Motion no: 16
Conference is opposed to the ongoing attacks by the Westminster Government on a raft of anti-trade union legislation such as the Trade Union Bill and other employment laws. Conference welcomes that the NI Assembly have not sought to introduce these draconian laws and instead are proposing to retain aspects of local labour law that are less regressive than the GB legislation in relation to the qualifying period for unfair dismissal or reduction in the consultation period for collective redundancies.

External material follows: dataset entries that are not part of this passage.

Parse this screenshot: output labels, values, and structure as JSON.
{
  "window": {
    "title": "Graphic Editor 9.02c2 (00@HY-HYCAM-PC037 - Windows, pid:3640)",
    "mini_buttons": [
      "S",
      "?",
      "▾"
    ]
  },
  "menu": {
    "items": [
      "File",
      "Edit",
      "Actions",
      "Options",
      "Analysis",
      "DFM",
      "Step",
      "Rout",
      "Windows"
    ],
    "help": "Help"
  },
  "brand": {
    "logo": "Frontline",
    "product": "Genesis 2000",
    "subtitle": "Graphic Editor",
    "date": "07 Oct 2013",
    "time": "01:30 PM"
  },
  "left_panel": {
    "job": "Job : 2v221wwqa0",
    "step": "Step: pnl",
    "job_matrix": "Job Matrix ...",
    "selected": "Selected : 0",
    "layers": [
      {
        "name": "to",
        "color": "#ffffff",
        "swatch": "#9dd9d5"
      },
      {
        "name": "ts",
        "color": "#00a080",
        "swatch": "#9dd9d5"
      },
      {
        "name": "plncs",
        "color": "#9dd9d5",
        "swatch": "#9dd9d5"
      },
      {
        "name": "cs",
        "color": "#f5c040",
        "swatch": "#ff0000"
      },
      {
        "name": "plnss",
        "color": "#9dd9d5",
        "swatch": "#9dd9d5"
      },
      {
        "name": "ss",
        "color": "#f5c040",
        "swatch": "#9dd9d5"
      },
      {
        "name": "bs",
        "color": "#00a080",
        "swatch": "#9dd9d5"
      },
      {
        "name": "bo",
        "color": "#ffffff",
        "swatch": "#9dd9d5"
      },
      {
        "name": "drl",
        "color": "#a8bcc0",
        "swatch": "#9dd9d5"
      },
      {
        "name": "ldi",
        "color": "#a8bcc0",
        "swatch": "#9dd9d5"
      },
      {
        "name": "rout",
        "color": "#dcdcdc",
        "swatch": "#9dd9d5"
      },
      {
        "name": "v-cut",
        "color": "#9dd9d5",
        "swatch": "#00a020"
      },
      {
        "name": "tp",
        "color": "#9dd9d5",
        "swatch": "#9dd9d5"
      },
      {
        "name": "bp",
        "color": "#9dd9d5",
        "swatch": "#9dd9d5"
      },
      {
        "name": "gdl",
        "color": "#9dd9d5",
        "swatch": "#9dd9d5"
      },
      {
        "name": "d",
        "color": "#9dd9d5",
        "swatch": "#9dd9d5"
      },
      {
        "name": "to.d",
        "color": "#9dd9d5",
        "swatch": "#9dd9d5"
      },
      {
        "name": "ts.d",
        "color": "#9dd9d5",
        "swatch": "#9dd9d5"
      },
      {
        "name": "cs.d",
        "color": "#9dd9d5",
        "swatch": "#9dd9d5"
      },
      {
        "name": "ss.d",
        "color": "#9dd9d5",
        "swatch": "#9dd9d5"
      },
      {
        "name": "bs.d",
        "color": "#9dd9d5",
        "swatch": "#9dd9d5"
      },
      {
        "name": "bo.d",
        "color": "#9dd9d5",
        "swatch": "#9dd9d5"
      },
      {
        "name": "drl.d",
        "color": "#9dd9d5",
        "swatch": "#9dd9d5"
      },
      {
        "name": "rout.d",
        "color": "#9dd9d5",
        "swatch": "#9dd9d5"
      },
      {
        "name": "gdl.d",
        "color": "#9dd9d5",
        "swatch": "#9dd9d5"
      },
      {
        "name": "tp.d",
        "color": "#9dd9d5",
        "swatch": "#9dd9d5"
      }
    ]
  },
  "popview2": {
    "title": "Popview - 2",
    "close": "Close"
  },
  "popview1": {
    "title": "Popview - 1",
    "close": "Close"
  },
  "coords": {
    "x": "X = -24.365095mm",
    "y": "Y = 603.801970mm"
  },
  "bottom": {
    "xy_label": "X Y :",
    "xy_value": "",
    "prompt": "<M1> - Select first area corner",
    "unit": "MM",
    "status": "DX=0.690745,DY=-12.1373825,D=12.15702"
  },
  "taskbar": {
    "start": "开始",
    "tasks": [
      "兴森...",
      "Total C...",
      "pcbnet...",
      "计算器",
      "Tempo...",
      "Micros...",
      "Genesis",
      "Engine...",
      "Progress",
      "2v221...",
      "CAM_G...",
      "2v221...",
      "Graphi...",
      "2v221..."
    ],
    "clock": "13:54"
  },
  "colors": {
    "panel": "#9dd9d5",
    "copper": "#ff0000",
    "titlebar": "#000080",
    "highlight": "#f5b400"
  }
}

Conference also welcomes in the initial statements from the Minister for Employment and Learning that he did not endorse nor recommend local application of the Tories’ 2015 Trade Union Bill. However, while these facts acknowledge no immediate political rush to make things worse, they also show the unsurprising failure to look to a broader framework of employment law that would empower the voice of a key element in the workplace – the trade union movement. The reason for this approach may be a lack of imagination or objectively (as suggested by the failure to ban exclusivity clauses in zero hours contracts) an ideological choice. Whatever the motivation, the labour movement locally cannot let its consequences go unchallenged.
Conference therefore calls on the Northern Ireland Committee to seek to build a campaign that does not merely accept that it is sufficient that employment laws do not merely get worse, but to proactively campaign for the creation of employment legislation that re-empowers and gives a stronger voice to the fight for economic justice and democratic accountability that the trade union movement can offer.